The influence of chronic topical antiglaucomatous therapy on the outcome of filtering surgical procedures has long been noted. Lampinget al55 retrospectively studied the outcome of 252 eyes with either full thickness procedures or trabeculectomies that had undergone surgery without previous topical therapy. The 4 year success rate for trabeculectomies was 76%, not much different from our patients with previous topical therapy. Johnsonet al 56 studied a total of 150 eyes that had or not had a history of long term medical therapy with β blockers and found no difference in the success rates between eyes of the two different groups. Broadway et al 57performed a similar study and revealed that the use of β blockers before surgery did not change the outcome significantly. However, the additional use of miotics and/or sympathomimetics did reduce the success rates. The increasing number of previous topical medications was associated with an increase of pale cells, macrophages, and lymphocytes in the superficial conjunctival layers. In the current study, we were unable to reveal a significant difference in topically applied medications when we compared the two groups with complete success and failures.

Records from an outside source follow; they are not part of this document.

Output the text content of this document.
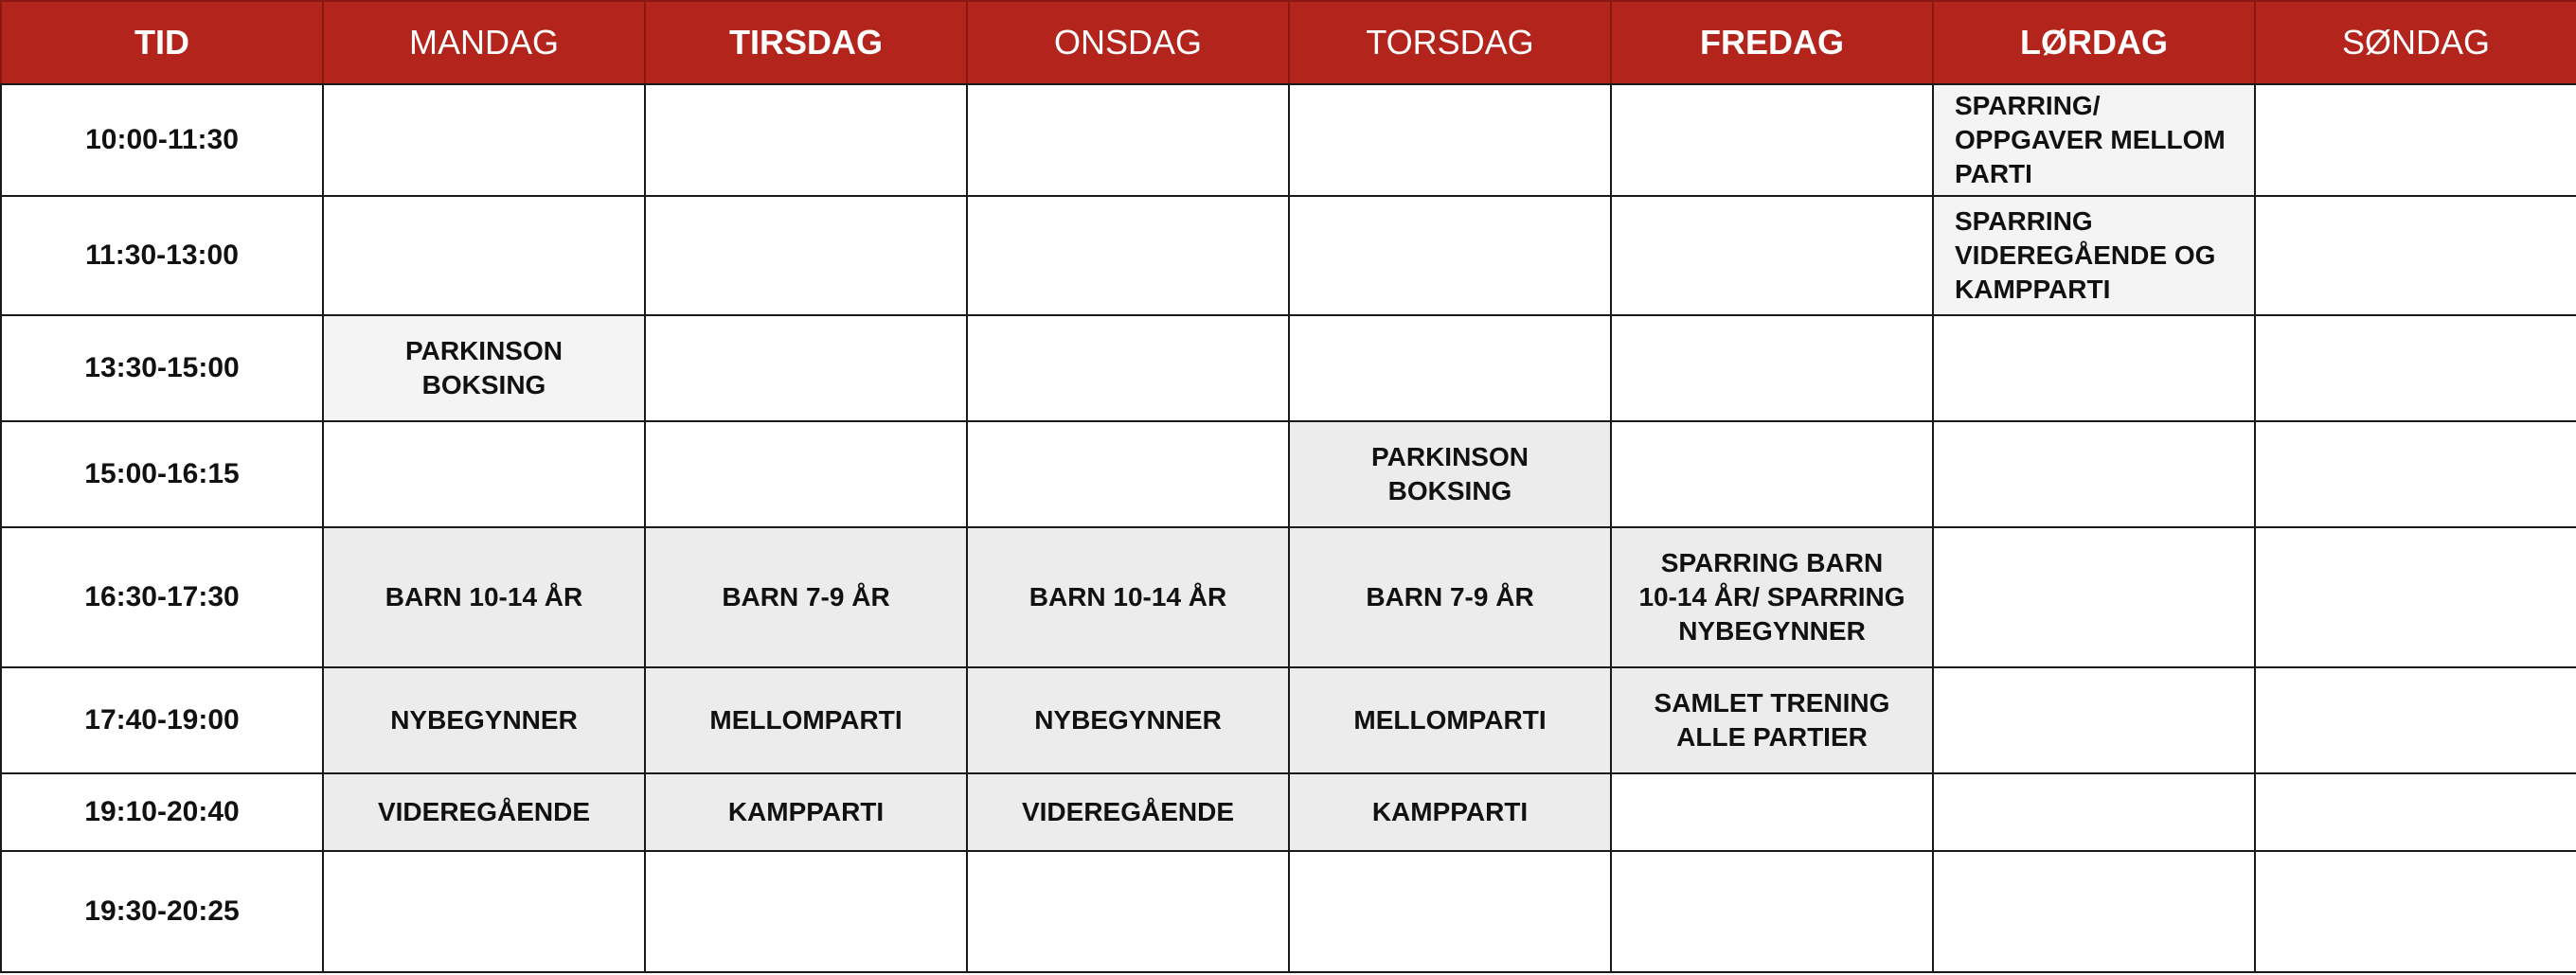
TID	MANDAG	TIRSDAG	ONSDAG	TORSDAG	FREDAG	LØRDAG	SØNDAG
10:00-11:30						SPARRING/
OPPGAVER MELLOM
PARTI	
11:30-13:00						SPARRING
VIDEREGÅENDE OG
KAMPPARTI	
13:30-15:00	PARKINSON
BOKSING						
15:00-16:15				PARKINSON
BOKSING			
16:30-17:30	BARN 10-14 ÅR	BARN 7-9 ÅR	BARN 10-14 ÅR	BARN 7-9 ÅR	SPARRING BARN
10-14 ÅR/ SPARRING
NYBEGYNNER		
17:40-19:00	NYBEGYNNER	MELLOMPARTI	NYBEGYNNER	MELLOMPARTI	SAMLET TRENING
ALLE PARTIER		
19:10-20:40	VIDEREGÅENDE	KAMPPARTI	VIDEREGÅENDE	KAMPPARTI			
19:30-20:25							
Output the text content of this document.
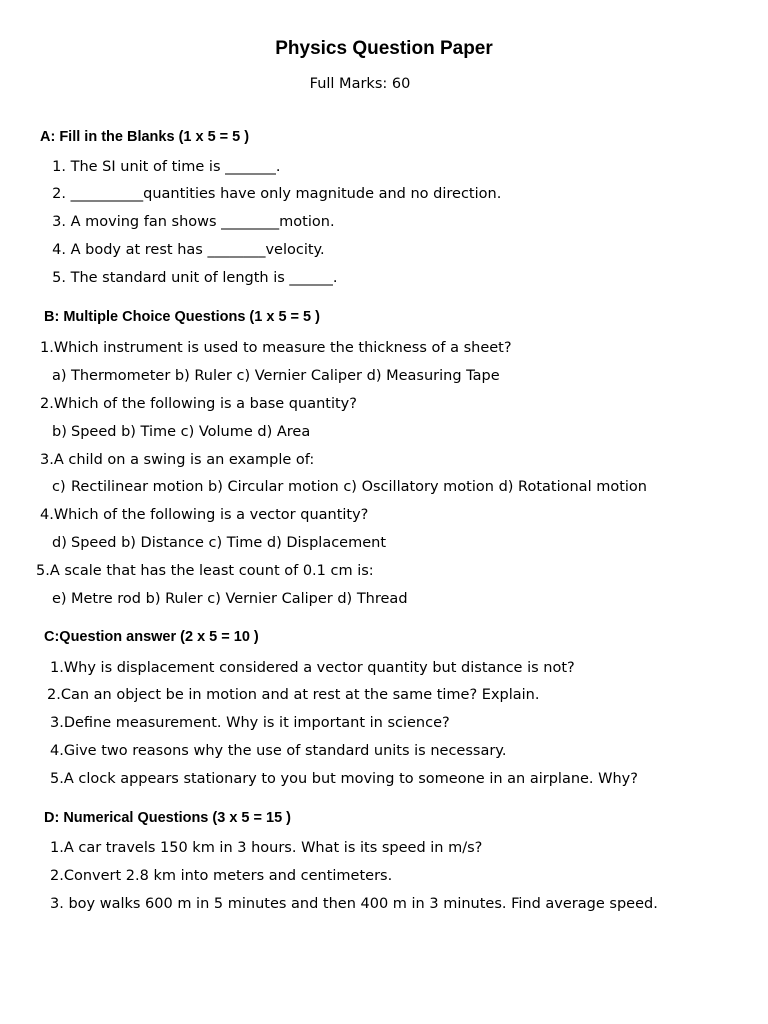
Physics Question Paper
Full Marks: 60
A: Fill in the Blanks (1 x 5 = 5 )
1. The SI unit of time is _______.
2. __________quantities have only magnitude and no direction.
3. A moving fan shows ________motion.
4. A body at rest has ________velocity.
5. The standard unit of length is ______.
B: Multiple Choice Questions (1 x 5 = 5 )
1.Which instrument is used to measure the thickness of a sheet?
a) Thermometer b) Ruler c) Vernier Caliper d) Measuring Tape
2.Which of the following is a base quantity?
b) Speed b) Time c) Volume d) Area
3.A child on a swing is an example of:
c) Rectilinear motion b) Circular motion c) Oscillatory motion d) Rotational motion
4.Which of the following is a vector quantity?
d) Speed b) Distance c) Time d) Displacement
5.A scale that has the least count of 0.1 cm is:
e) Metre rod b) Ruler c) Vernier Caliper d) Thread
C:Question answer (2 x 5 = 10 )
1.Why is displacement considered a vector quantity but distance is not?
2.Can an object be in motion and at rest at the same time? Explain.
3.Define measurement. Why is it important in science?
4.Give two reasons why the use of standard units is necessary.
5.A clock appears stationary to you but moving to someone in an airplane. Why?
D: Numerical Questions (3 x 5 = 15 )
1.A car travels 150 km in 3 hours. What is its speed in m/s?
2.Convert 2.8 km into meters and centimeters.
3. boy walks 600 m in 5 minutes and then 400 m in 3 minutes. Find average speed.
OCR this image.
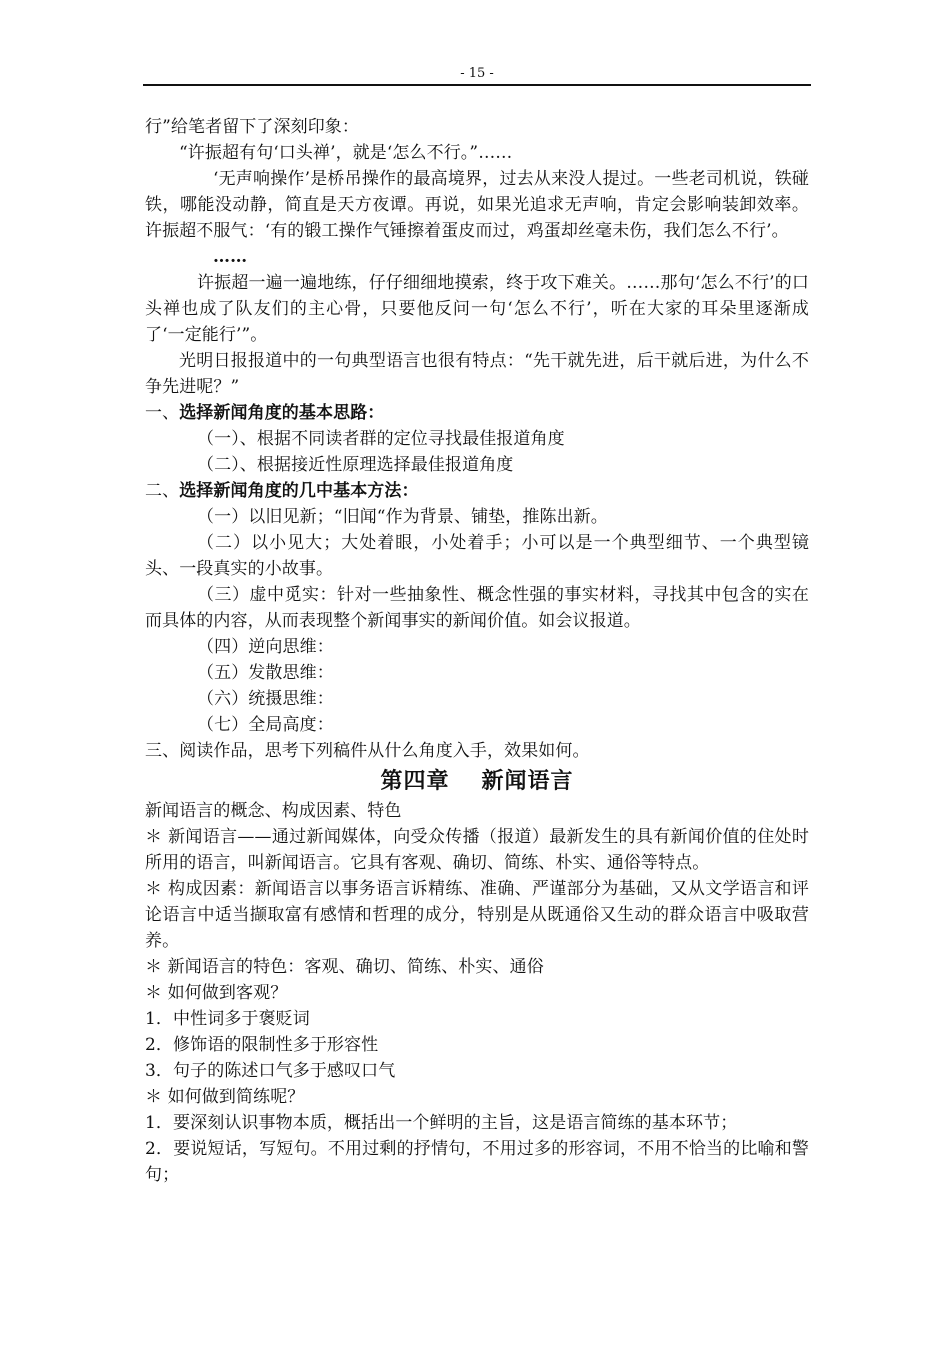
- 15 -

行”给笔者留下了深刻印象：

“许振超有句‘口头禅’，就是‘怎么不行。”……

‘无声响操作’是桥吊操作的最高境界，过去从来没人提过。一些老司机说，铁碰铁，哪能没动静，简直是天方夜谭。再说，如果光追求无声响，肯定会影响装卸效率。许振超不服气：‘有的锻工操作气锤擦着蛋皮而过，鸡蛋却丝毫未伤，我们怎么不行’。

……

许振超一遍一遍地练，仔仔细细地摸索，终于攻下难关。……那句‘怎么不行’的口头禅也成了队友们的主心骨，只要他反问一句‘怎么不行’，听在大家的耳朵里逐渐成了‘一定能行’”。

光明日报报道中的一句典型语言也很有特点：“先干就先进，后干就后进，为什么不争先进呢？”

一、选择新闻角度的基本思路：

（一）、根据不同读者群的定位寻找最佳报道角度

（二）、根据接近性原理选择最佳报道角度

二、选择新闻角度的几中基本方法：

（一）以旧见新；“旧闻“作为背景、铺垫，推陈出新。

（二）以小见大；大处着眼，小处着手；小可以是一个典型细节、一个典型镜头、一段真实的小故事。

（三）虚中觅实：针对一些抽象性、概念性强的事实材料，寻找其中包含的实在而具体的内容，从而表现整个新闻事实的新闻价值。如会议报道。

（四）逆向思维：

（五）发散思维：

（六）统摄思维：

（七）全局高度：

三、阅读作品，思考下列稿件从什么角度入手，效果如何。

第四章 新闻语言

新闻语言的概念、构成因素、特色

＊ 新闻语言——通过新闻媒体，向受众传播（报道）最新发生的具有新闻价值的住处时所用的语言，叫新闻语言。它具有客观、确切、简练、朴实、通俗等特点。

＊ 构成因素：新闻语言以事务语言诉精练、准确、严谨部分为基础，又从文学语言和评论语言中适当撷取富有感情和哲理的成分，特别是从既通俗又生动的群众语言中吸取营养。

＊ 新闻语言的特色：客观、确切、简练、朴实、通俗

＊ 如何做到客观？

1．中性词多于褒贬词

2．修饰语的限制性多于形容性

3．句子的陈述口气多于感叹口气

＊ 如何做到简练呢？

1．要深刻认识事物本质，概括出一个鲜明的主旨，这是语言简练的基本环节；

2．要说短话，写短句。不用过剩的抒情句，不用过多的形容词，不用不恰当的比喻和警句；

The influence of ALT on the success of trabeculectomies has been discussed in the past. Spaeth and Baetz58 found in a large, prospective study that ALT controls the IOP in 33% of the cases for 5 years. Johnson et al 56 showed that eyes with a history of previous ALT had a lower success rate following trabeculectomy after 1 year with 75% versus 91%. In our study, we did not find that those eyes with previous ALT were significantly more often associated with failures (Table 7).
In summary, we have shown that in the era where powerful antifibrotic agents are available for immediate use to the glaucoma surgeon, it is worthwhile analysing the risk profile of each case in order to determine whether their use may be beneficial or necessary. In selected groups of patients with POAG, pseudoexfoliation, chronic angle closure, and dysgenetic glaucoma, success rates are encouragingly high without the use of any additional substances. Success rates were well below 50% in other groups of secondary glaucoma such as repeat trabeculectomies, uveitic, traumatic, and neovascular glaucoma, so that the initial use of adjunctive medication may be the correct choice.